Bill Miller of the St. Francois County Commission said that shifting maintenance responsibilities for "lettered" roads would double that county's highway budget also.

"We've found that it's four times more expensive to maintain a hard-surface road than a gravel road," he said.

Miller said St. Francois is one of the few Missouri counties that saw considerable population growth in the past decade (23 percent). He said the burden of a ballooning highway budget would effectively stop that growth.

"That's how important it is to us that either the state continue to maintain these roads or give the county the funds necessary to maintain them," he said.

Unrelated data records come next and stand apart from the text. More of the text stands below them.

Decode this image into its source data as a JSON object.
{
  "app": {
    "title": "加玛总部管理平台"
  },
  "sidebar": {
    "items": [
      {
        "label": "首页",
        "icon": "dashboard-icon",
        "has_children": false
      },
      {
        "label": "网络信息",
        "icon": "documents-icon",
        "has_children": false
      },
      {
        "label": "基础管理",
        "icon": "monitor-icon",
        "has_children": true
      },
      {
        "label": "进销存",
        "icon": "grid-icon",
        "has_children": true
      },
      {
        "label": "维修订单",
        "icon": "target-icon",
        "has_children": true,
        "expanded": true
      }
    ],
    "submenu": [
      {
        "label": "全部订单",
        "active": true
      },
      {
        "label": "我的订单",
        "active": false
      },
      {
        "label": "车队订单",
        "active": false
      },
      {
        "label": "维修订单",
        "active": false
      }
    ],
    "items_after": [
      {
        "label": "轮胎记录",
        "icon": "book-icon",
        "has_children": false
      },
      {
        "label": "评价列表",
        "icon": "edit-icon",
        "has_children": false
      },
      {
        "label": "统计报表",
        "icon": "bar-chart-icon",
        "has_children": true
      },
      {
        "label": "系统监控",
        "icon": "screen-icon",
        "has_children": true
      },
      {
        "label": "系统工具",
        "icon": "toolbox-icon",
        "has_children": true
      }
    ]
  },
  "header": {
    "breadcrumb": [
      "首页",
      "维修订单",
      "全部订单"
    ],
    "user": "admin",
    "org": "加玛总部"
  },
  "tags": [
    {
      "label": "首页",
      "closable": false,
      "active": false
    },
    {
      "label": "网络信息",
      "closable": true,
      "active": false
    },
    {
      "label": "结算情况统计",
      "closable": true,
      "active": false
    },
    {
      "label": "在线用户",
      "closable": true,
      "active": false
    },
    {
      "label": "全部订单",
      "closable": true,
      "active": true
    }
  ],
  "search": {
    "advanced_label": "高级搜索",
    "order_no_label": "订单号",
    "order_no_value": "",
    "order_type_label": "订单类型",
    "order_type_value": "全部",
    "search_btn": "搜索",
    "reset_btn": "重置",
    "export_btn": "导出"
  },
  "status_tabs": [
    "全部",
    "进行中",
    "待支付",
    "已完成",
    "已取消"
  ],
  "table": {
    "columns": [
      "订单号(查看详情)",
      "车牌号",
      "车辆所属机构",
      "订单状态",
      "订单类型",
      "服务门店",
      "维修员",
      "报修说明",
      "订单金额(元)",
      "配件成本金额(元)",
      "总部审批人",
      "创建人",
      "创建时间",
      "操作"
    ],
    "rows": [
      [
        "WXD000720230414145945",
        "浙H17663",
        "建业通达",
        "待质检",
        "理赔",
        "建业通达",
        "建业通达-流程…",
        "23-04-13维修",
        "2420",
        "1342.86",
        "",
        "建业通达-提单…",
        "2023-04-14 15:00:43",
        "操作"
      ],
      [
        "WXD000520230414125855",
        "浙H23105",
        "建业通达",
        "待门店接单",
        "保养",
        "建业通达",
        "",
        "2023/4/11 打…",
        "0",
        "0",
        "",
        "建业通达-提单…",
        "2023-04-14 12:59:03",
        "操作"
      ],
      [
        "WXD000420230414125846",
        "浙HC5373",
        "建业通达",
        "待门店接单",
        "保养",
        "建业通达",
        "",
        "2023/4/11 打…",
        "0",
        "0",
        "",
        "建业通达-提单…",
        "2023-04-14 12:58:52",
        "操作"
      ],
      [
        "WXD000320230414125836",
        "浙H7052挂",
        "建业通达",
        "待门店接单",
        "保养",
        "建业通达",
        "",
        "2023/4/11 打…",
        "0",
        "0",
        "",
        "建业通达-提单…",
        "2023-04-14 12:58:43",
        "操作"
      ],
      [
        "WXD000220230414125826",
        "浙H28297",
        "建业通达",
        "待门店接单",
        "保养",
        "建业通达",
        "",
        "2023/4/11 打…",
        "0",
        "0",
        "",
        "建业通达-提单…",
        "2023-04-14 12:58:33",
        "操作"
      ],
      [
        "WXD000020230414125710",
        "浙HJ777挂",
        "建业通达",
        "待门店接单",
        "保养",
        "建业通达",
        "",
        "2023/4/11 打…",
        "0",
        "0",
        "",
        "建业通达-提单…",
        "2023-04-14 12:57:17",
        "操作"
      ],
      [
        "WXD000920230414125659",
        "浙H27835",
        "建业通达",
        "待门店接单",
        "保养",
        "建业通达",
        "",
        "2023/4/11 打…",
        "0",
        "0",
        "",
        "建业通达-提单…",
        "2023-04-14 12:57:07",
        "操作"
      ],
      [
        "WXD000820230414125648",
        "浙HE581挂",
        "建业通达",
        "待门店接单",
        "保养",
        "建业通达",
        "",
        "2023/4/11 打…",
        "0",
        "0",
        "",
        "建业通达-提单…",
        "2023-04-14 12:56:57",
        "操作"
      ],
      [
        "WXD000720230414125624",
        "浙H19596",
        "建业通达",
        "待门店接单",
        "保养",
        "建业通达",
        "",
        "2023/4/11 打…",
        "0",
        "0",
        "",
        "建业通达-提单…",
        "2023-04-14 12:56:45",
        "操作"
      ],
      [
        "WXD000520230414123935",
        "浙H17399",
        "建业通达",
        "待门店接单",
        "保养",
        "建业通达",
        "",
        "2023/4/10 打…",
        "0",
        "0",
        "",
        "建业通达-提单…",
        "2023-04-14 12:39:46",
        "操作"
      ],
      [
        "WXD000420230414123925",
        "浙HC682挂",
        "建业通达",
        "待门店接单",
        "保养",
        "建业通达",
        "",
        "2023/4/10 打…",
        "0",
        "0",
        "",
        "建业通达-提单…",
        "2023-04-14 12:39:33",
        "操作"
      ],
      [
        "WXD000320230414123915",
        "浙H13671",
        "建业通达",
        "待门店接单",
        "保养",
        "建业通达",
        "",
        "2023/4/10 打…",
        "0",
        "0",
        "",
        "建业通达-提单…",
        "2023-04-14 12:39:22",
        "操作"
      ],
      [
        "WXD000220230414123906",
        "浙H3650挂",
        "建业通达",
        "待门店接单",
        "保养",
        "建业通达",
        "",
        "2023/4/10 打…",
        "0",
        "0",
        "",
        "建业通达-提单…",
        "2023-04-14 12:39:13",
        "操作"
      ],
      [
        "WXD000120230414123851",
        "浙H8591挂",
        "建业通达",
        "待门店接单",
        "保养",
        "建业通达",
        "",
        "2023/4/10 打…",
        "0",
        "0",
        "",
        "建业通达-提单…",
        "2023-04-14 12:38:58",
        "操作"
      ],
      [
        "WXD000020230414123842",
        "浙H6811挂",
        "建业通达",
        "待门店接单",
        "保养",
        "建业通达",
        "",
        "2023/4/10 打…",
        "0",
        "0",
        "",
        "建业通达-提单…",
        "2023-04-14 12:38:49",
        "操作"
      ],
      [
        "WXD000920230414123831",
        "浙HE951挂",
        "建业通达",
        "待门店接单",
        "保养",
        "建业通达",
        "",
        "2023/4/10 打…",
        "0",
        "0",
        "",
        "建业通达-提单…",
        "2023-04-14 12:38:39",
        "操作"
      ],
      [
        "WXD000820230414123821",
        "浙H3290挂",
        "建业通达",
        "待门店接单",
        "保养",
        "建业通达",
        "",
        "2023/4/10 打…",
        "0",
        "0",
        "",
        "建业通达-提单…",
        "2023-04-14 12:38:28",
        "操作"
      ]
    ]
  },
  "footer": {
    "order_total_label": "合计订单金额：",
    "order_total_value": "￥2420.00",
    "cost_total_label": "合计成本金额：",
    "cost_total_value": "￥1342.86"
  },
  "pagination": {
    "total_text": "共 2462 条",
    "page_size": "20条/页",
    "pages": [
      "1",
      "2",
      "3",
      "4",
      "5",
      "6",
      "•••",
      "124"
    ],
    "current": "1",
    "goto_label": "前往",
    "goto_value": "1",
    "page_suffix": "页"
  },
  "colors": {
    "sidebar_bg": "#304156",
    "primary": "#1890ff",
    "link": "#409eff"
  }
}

Commissioners from Wayne County, which has 700 miles of gravel roads, also said they were opposed to any shift in jurisdictional responsibilities. Commissioner Mark Hackworth said the county already is underfunded from the MHTD in terms of highway maintenance.

But Highway department Chief Engineer Wayne Muri said the company that drafted the transportation plan found that two out of every three highway miles maintained by the state in Missouri were maintained by local jurisdictions in other states.

He said state funding of such roads has resulted in a "trade-off" that has left major capital improvements unfinished. He said if county road maintenance funds had been allocated for new roads, many projects on the state's 10-year unfunded needs list would have been built.

Ferrell said Missouri should be thankful it's able to fund county road maintenance while other states don't. He said the MHTD should try to find other ways, such as a fuel tax, to fund major projects and new highways.